Die Kläger rügen als Mangel des Verfahrens eine Versagung des rechtlichen Gehörs (§§ 62, 128 Abs 2 SGG) dadurch, daß das LSG ihre (der Kläger) Ausführungen über die Herkunft der zur Beitragsnachentrichtung des Klägers verwendeten Mittel aus dem Vermögen der Eltern der Klägerin, welche den Kern ihres (der Kläger) Verlangens auf Genehmigung der Vereinbarung vom 8. Oktober 1974 durch die Beklagte ausmachten, nicht zur Kenntnis genommen und in Erwägung gezogen, sondern statt dessen durch die Annahme, der Kläger habe durch die notarielle Vereinbarung etwas abgeben sollen, den Sachverhalt geradezu auf den Kopf gestellt habe.
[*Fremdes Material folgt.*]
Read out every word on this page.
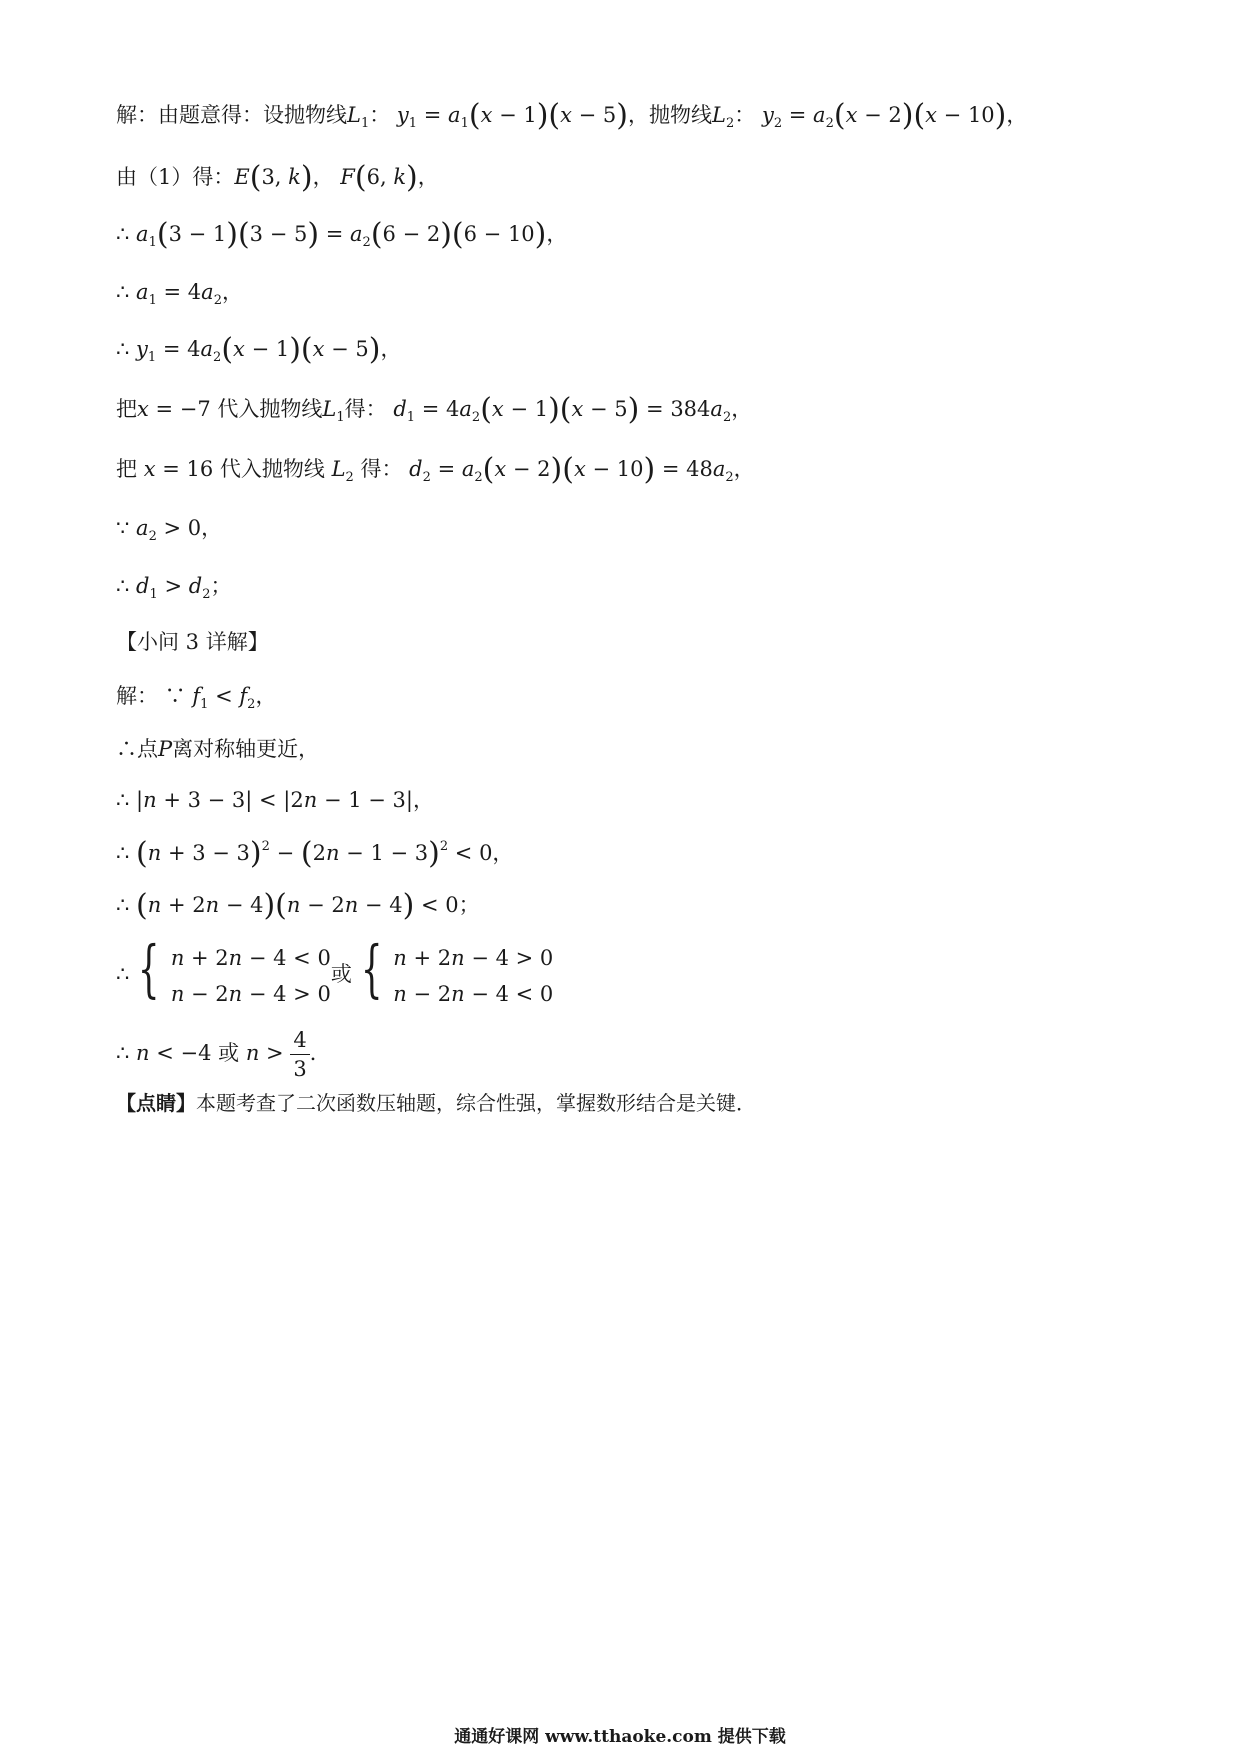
解：由题意得：设抛物线$L_1$： $y_1 = a_1(x - 1)(x - 5)$，抛物线$L_2$： $y_2 = a_2(x - 2)(x - 10)$，
由（1）得：E(3, k)， F(6, k)，
∴ $a_1(3 - 1)(3 - 5) = a_2(6 - 2)(6 - 10)$，
∴ $a_1 = 4a_2$，
∴ $y_1 = 4a_2(x - 1)(x - 5)$，
把x = −7 代入抛物线$L_1$得： $d_1 = 4a_2(x - 1)(x - 5) = 384a_2$，
把 x = 16 代入抛物线 $L_2$ 得： $d_2 = a_2(x - 2)(x - 10) = 48a_2$，
∵ $a_2 > 0$，
∴ $d_1 > d_2$；
【小问 3 详解】
解： ∵ $f_1 < f_2$，
∴点P离对称轴更近，
∴ |n + 3 − 3| < |2n − 1 − 3|，
∴ $(n + 3 - 3)^2 - (2n - 1 - 3)^2 < 0$，
∴ (n + 2n − 4)(n − 2n − 4) < 0；
∴ { n + 2n − 4 < 0
n − 2n − 4 > 0
或 { n + 2n − 4 > 0
n − 2n − 4 < 0
∴ n < −4 或 $n > \frac{4}{3}$ ．
【点睛】本题考查了二次函数压轴题，综合性强，掌握数形结合是关键．
通通好课网 www.tthaoke.com 提供下载
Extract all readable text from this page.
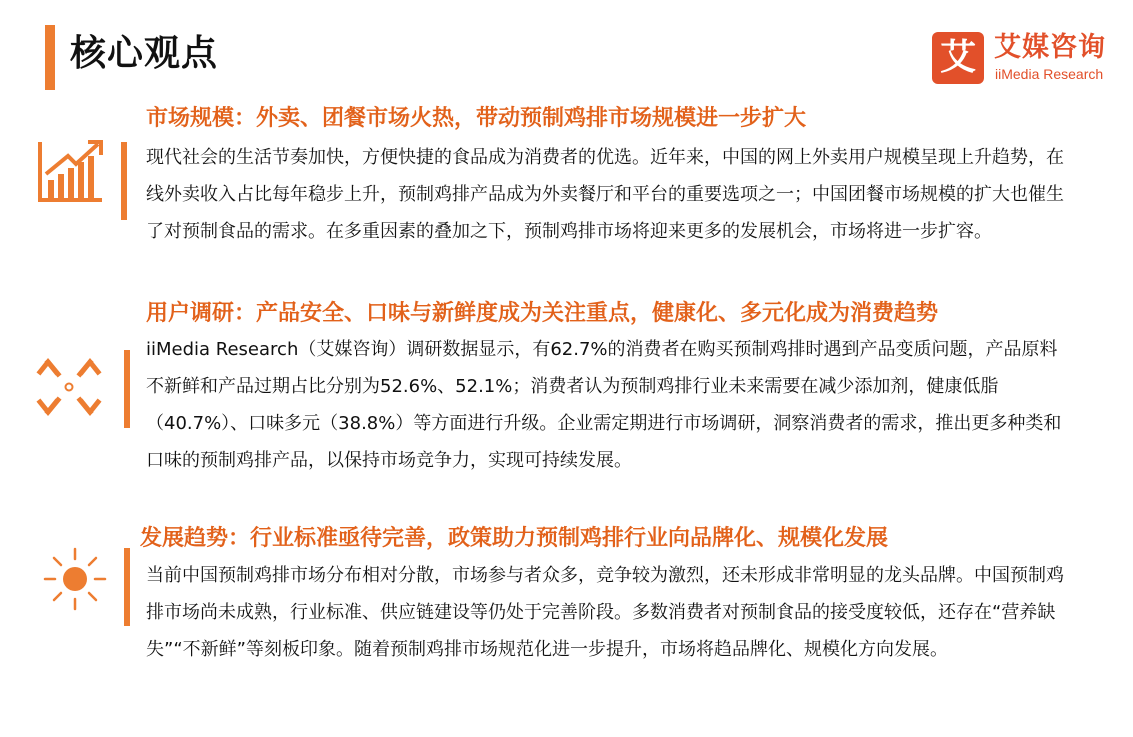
核心观点	艾 艾媒咨询
iiMedia Research
市场规模：外卖、团餐市场火热，带动预制鸡排市场规模进一步扩大

现代社会的生活节奏加快，方便快捷的食品成为消费者的优选。近年来，中国的网上外卖用户规模呈现上升趋势，在线外卖收入占比每年稳步上升，预制鸡排产品成为外卖餐厅和平台的重要选项之一；中国团餐市场规模的扩大也催生了对预制食品的需求。在多重因素的叠加之下，预制鸡排市场将迎来更多的发展机会，市场将进一步扩容。

用户调研：产品安全、口味与新鲜度成为关注重点，健康化、多元化成为消费趋势

iiMedia Research（艾媒咨询）调研数据显示，有62.7%的消费者在购买预制鸡排时遇到产品变质问题，产品原料不新鲜和产品过期占比分别为52.6%、52.1%；消费者认为预制鸡排行业未来需要在减少添加剂，健康低脂（40.7%）、口味多元（38.8%）等方面进行升级。企业需定期进行市场调研，洞察消费者的需求，推出更多种类和口味的预制鸡排产品，以保持市场竞争力，实现可持续发展。

发展趋势：行业标准亟待完善，政策助力预制鸡排行业向品牌化、规模化发展

当前中国预制鸡排市场分布相对分散，市场参与者众多，竞争较为激烈，还未形成非常明显的龙头品牌。中国预制鸡排市场尚未成熟，行业标准、供应链建设等仍处于完善阶段。多数消费者对预制食品的接受度较低，还存在“营养缺失”“不新鲜”等刻板印象。随着预制鸡排市场规范化进一步提升，市场将趋品牌化、规模化方向发展。
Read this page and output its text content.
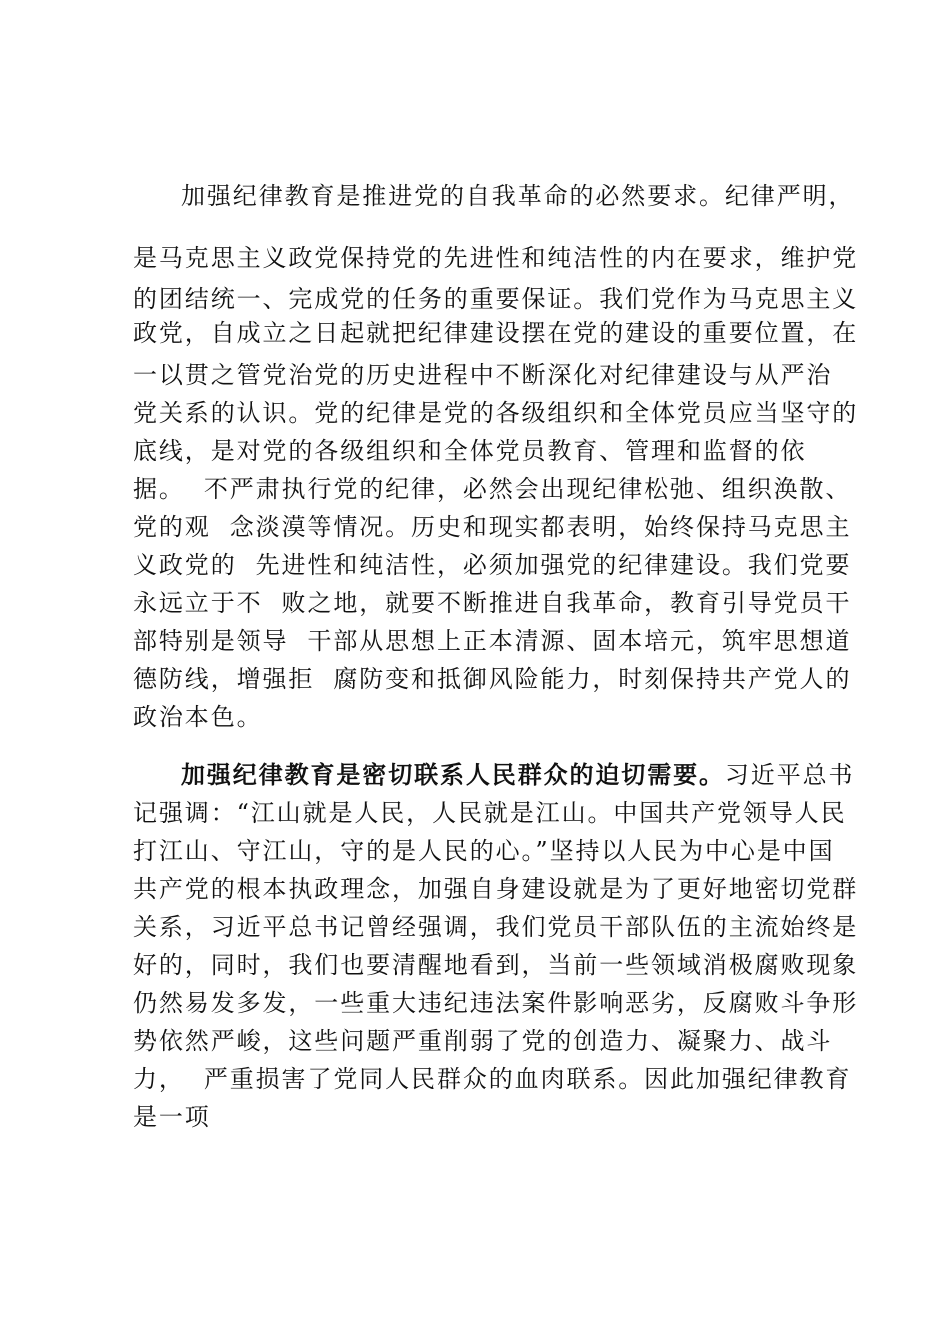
加强纪律教育是推进党的自我革命的必然要求。纪律严明，
是马克思主义政党保持党的先进性和纯洁性的内在要求，维护党
的团结统一、完成党的任务的重要保证。我们党作为马克思主义
政党，自成立之日起就把纪律建设摆在党的建设的重要位置，在
一以贯之管党治党的历史进程中不断深化对纪律建设与从严治
党关系的认识。党的纪律是党的各级组织和全体党员应当坚守的
底线，是对党的各级组织和全体党员教育、管理和监督的依
据。  不严肃执行党的纪律，必然会出现纪律松弛、组织涣散、
党的观  念淡漠等情况。历史和现实都表明，始终保持马克思主
义政党的  先进性和纯洁性，必须加强党的纪律建设。我们党要
永远立于不  败之地，就要不断推进自我革命，教育引导党员干
部特别是领导  干部从思想上正本清源、固本培元，筑牢思想道
德防线，增强拒  腐防变和抵御风险能力，时刻保持共产党人的
政治本色。
加强纪律教育是密切联系人民群众的迫切需要。习近平总书
记强调：“江山就是人民，人民就是江山。中国共产党领导人民
打江山、守江山，守的是人民的心。”坚持以人民为中心是中国
共产党的根本执政理念，加强自身建设就是为了更好地密切党群
关系，习近平总书记曾经强调，我们党员干部队伍的主流始终是
好的，同时，我们也要清醒地看到，当前一些领域消极腐败现象
仍然易发多发，一些重大违纪违法案件影响恶劣，反腐败斗争形
势依然严峻，这些问题严重削弱了党的创造力、凝聚力、战斗
力，  严重损害了党同人民群众的血肉联系。因此加强纪律教育
是一项
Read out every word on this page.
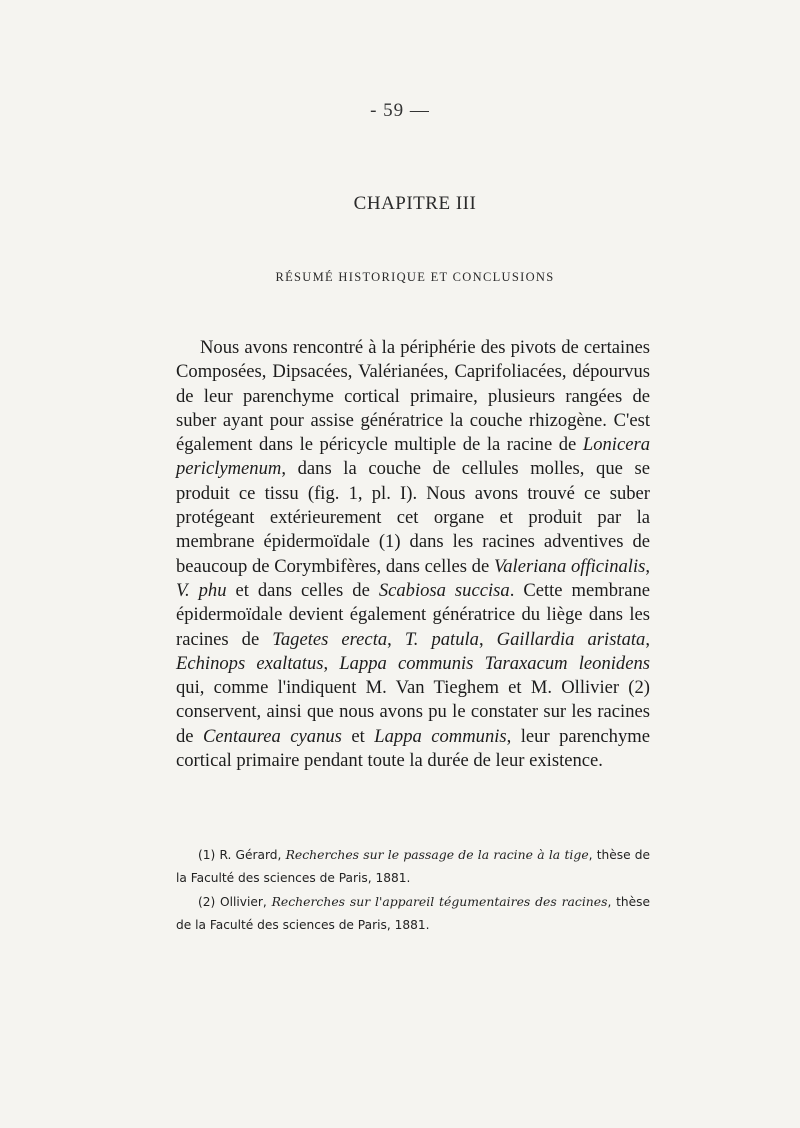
- 59 —
CHAPITRE III
RÉSUMÉ HISTORIQUE ET CONCLUSIONS

Nous avons rencontré à la périphérie des pivots de certaines Composées, Dipsacées, Valérianées, Caprifoliacées, dépourvus de leur parenchyme cortical primaire, plusieurs rangées de suber ayant pour assise génératrice la couche rhizogène. C'est également dans le péricycle multiple de la racine de Lonicera periclymenum, dans la couche de cellules molles, que se produit ce tissu (fig. 1, pl. I). Nous avons trouvé ce suber protégeant extérieurement cet organe et produit par la membrane épidermoïdale (1) dans les racines adventives de beaucoup de Corymbifères, dans celles de Valeriana officinalis, V. phu et dans celles de Scabiosa succisa. Cette membrane épidermoïdale devient également génératrice du liège dans les racines de Tagetes erecta, T. patula, Gaillardia aristata, Echinops exaltatus, Lappa communis Taraxacum leonidens qui, comme l'indiquent M. Van Tieghem et M. Ollivier (2) conservent, ainsi que nous avons pu le constater sur les racines de Centaurea cyanus et Lappa communis, leur parenchyme cortical primaire pendant toute la durée de leur existence.

(1) R. Gérard, Recherches sur le passage de la racine à la tige, thèse de la Faculté des sciences de Paris, 1881.

(2) Ollivier, Recherches sur l'appareil tégumentaires des racines, thèse de la Faculté des sciences de Paris, 1881.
Mit diesen Ausführungen ist ein Verfahrensmangel durch Verletzung des den Klägern zustehenden Anspruchs auf Gewährung rechtlichen Gehörs nicht bezeichnet worden. Das LSG hat im Tatbestand seines Urteils vom 24. März 1988 den zwischen den Klägern geschlossenen notariellen Vertrag vom 8. Oktober 1974 einschließlich der darin enthaltenen Passage, wonach die Klägerin durch ihre Eltern den zur Erlangung eines Rentenanspruchs des Klägers erforderlichen Betrag bei der Beklagten einzahlt, wörtlich zitiert und somit erkennbar zur Kenntnis genommen. Daß es gleichwohl die Vereinbarung vom 8. Oktober 1974 dahin ausgelegt hat, daß sie dem Kläger wirtschaftlich keine Vorteile gebracht habe, sondern allein der Klägerin einen Vorteil durch Begründung eines eigenen Rentenanspruchs habe verschaffen sollen, vermag für sich allein eine Verletzung des rechtlichen Gehörs nicht zu begründen. In Betracht kommt allenfalls eine Unrichtigkeit der allein dem Tatsachengericht obliegenden Überzeugungsbildung aus dem Gesamtergebnis des Verfahrens (§ 128 Abs 1 Satz 1 SGG). Die Rüge einer Verletzung dieser Verfahrensvorschrift ist indes im Rahmen der Nichtzulassungsbeschwerde ausgeschlossen (§ 160 Abs 2 Nr 3 SGG).
Die Nichtzulassungsbeschwerde der Kläger ist nach alledem mangels formgerechter Darlegung eines Zulassungsgrundes unzulässig und in entsprechender Anwendung des § 169 Satz 3 SGG zu verwerfen.
Die Kostenentscheidung ergeht in entsprechender Anwendung des § 193 Abs 1 SGG.